Lula had already criticized the fact that no one was working together to free Julian Assange.
Tuesday at the United Nations in New York City, Brazil’s President Luiz Inácio Lula da Silva said that it is “essential” to protect the freedom of the press and that Wikileaks founder Julian Assange should not be punished for telling the public what he knows.
“It is very important to protect press freedom. “You can’t punish a journalist like Julian Assange for doing his job in a clear and legal way,” Lula said.
The president’s words come one day before a group of Australian politicians from different political parties meet with U.S. officials, members of Congress, and human rights groups in Washington, D.C. More than 60 members of parliament have signed a message that the group is sending to the United States. The letter asks the U.S. to stop prosecuting Assange, who is fighting against being sent to the U.S., where he could spend up to 175 years in a maximum-security jail.
In late October, Australian Prime Minister Anthony Albanese will come to the United States to visit U.S. President Joe Biden. Albanese has asked the U.S. to stop prosecuting the Australian writer several times in the past few months.
Under the Espionage Act, Assange is accused of getting, having, and sharing secret information with the public. He is also accused of plotting to break into a computer, which is a separate charge. The charges are based on cables that U.S. Army intelligence officer Chelsea Manning gave to Wikileaks in 2010. The cables showed that the U.S. government committed war crimes in the Guantánamo Bay, Cuba, prison camp, Iraq, and Afghanistan. The documents also show that the CIA has tortured people and sent them to other countries.
The “Collateral Murder” video from Wikileaks, which shows the U.S. military shooting citizens in Iraq, including two Reuters reporters, was also released 13 years ago.
Lula said on Tuesday, “Our fight is against fake news and cybercrime.” Acts and platforms shouldn’t be able to overturn the labor laws we fight so hard for.
Assange has been held at London’s high-security Belmarsh Prison since April 11, 2019, when he was taken out of the Ecuadorian Embassy for breaking the terms of his bail. He asked for refuge at the embassy in London so that he wouldn’t have to go to Sweden, where he was accused of raping two women, because Sweden wouldn’t promise that it wouldn’t send him to the U.S. The sexual attack claims were finally not looked into any further.
In May, Lula criticized the fact that no one was working together to free Assange. He said it was “embarrassing” that a writer who had exposed a state’s trickery against another was caught and sentenced to die in jail, but nothing was being done to free him.
“It’s an unbelievable thing,” Lula said to reporters at the time. “We talk about free speech, but this guy is in jail because he spoke out against crime. And the press does nothing to support this reporter. I just don’t get it.”

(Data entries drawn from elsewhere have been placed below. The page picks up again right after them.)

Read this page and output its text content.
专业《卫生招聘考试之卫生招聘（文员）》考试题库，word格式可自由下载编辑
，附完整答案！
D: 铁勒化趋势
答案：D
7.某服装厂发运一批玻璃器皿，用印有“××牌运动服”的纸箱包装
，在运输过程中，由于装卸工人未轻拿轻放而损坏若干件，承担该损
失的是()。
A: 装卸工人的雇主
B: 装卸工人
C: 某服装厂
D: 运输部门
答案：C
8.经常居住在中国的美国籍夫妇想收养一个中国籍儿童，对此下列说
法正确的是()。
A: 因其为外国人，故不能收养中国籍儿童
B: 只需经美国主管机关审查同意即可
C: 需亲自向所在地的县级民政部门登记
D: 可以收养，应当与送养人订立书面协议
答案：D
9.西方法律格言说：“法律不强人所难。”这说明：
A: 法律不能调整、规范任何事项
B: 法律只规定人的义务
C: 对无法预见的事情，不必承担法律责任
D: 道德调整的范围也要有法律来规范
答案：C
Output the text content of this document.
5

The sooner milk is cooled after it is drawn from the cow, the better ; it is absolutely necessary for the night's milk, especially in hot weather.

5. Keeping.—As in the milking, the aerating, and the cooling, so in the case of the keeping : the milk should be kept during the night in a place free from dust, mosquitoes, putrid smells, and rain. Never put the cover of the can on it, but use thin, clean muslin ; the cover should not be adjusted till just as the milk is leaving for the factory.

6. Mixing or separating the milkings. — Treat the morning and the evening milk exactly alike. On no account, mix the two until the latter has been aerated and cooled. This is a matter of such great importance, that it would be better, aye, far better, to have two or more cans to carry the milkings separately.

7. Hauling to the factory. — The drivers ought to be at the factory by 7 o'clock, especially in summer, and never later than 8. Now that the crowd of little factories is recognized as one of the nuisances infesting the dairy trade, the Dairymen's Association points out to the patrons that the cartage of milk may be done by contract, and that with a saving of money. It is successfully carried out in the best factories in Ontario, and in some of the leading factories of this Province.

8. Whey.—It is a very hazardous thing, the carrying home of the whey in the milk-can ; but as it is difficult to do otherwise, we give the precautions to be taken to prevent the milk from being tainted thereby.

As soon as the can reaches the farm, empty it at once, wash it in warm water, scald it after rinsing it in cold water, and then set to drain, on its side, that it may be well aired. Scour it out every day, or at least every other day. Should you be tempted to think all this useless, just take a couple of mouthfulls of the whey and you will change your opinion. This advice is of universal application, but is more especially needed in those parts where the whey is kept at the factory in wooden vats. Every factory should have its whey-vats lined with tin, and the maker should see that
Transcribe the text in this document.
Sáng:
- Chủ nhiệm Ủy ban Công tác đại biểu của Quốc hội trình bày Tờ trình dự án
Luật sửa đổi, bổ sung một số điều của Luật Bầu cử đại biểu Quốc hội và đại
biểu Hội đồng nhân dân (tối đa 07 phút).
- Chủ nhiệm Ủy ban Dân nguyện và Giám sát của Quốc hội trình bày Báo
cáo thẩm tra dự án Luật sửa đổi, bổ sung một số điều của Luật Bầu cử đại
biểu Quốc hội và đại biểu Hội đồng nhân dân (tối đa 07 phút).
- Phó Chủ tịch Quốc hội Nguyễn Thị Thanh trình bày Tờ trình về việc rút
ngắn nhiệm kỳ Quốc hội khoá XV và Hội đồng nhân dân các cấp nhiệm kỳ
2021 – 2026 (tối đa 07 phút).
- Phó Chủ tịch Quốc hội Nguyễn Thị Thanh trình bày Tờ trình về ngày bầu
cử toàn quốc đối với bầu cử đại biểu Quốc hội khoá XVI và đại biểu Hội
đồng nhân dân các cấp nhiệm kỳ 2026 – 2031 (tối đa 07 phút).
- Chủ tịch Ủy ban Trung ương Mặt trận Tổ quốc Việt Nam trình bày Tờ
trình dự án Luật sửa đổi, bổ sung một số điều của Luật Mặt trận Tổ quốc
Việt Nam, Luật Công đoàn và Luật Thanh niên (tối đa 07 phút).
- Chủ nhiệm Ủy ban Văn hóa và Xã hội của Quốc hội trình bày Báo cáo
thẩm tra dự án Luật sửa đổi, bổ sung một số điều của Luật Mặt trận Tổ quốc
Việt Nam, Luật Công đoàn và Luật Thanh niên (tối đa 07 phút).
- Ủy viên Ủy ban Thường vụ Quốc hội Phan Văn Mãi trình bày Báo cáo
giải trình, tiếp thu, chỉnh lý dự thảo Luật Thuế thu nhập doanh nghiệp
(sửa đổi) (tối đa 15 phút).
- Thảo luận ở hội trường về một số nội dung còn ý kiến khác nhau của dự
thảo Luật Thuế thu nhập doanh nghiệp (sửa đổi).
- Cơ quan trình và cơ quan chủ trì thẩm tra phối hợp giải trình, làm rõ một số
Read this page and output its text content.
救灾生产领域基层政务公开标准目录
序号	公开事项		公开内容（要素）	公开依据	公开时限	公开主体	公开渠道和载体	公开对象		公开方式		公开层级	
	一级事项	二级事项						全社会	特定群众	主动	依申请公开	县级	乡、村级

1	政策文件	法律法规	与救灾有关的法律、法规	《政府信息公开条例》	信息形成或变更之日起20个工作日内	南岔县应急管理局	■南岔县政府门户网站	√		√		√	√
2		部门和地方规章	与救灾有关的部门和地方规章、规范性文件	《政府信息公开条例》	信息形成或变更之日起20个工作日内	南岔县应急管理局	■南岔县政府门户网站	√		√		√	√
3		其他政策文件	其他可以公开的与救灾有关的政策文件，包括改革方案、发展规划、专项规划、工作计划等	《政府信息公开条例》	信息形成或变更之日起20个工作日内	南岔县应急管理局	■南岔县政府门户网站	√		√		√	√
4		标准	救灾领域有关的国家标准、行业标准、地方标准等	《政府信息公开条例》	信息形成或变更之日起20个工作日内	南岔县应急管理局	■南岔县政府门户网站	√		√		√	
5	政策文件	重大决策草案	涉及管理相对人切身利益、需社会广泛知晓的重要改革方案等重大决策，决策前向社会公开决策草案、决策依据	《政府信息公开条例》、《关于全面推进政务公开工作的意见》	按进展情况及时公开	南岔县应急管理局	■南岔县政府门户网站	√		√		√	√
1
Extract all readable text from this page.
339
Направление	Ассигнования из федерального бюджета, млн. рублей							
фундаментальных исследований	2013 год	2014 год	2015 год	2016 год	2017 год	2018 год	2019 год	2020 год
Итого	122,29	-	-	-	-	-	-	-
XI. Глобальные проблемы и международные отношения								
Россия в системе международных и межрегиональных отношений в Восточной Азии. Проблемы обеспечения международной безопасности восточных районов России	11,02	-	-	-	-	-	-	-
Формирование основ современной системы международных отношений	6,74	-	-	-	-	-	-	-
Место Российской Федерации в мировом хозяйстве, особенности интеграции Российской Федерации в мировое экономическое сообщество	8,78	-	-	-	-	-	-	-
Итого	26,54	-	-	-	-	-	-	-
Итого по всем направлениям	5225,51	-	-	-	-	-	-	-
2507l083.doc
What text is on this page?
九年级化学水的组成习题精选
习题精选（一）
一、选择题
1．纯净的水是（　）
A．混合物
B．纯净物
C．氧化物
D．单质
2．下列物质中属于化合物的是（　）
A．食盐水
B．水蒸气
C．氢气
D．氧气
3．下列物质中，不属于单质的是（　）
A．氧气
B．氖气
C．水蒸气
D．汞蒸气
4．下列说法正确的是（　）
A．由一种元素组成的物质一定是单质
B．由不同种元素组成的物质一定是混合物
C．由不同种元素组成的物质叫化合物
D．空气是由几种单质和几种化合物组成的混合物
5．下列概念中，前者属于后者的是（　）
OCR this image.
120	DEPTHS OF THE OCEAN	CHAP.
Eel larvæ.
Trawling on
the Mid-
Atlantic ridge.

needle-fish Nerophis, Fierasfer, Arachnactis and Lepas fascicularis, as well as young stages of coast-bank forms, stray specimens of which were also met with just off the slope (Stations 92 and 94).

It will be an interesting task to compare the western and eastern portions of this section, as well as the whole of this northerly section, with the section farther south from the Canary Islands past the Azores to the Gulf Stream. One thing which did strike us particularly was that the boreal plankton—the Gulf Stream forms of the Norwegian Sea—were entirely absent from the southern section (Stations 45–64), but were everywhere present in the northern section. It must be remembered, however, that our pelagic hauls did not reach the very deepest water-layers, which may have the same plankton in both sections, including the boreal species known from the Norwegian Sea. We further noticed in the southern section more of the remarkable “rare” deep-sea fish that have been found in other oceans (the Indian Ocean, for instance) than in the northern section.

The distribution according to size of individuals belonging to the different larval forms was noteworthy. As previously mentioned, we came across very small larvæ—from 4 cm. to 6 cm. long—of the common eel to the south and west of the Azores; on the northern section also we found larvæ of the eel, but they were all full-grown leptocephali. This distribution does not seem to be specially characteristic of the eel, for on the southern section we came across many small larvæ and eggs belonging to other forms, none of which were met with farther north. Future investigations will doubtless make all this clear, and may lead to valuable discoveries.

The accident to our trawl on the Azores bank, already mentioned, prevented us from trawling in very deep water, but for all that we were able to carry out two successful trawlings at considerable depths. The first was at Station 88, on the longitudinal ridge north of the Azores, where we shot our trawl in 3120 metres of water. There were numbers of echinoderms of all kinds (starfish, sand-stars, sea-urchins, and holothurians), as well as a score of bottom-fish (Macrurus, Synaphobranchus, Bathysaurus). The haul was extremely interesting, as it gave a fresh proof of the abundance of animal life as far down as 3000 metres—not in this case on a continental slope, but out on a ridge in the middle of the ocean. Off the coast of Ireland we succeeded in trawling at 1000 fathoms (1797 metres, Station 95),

After Wikileaks released the cables in 2010, the Obama administration chose not to charge Assange because it would have also had to charge writers from major news sites who published the materials. Manning was sentenced to 35 years in prison for breaking the Espionage Act and other laws, but Obama reduced that to seven years.
But later, Assange was charged under the Espionage Act by the Justice Department of former President Trump, and the Biden administration has kept up with his pursuit.
“I think there must be a movement of press around the world to support him. “Not because I dislike him as a person, but because I want to protect the right to criticize,” Lula told reporters in May. “The guy didn’t say anything offensive. He said that a state was spying on other people, and because of that, the writer was charged with a crime. Even though the press is supposed to be free, nothing is done to set this person free. It’s sad, but it’s the truth.”
Last year, the editors and publishers of U.S. and European news outlets (The Guardian, The New York Times, Le Monde, Der Spiegel, and El Pas) that worked with Assange to publish excerpts from more than 250,000 documents he got from the Cablegate leak wrote an open letter asking the U.S. to drop the charges against Assange.
In April, Rep. Rashida Tlaib, D-Michigan, led a letter to the Justice Department asking for Assange’s freedom. Some of her fellow lawmakers signed it.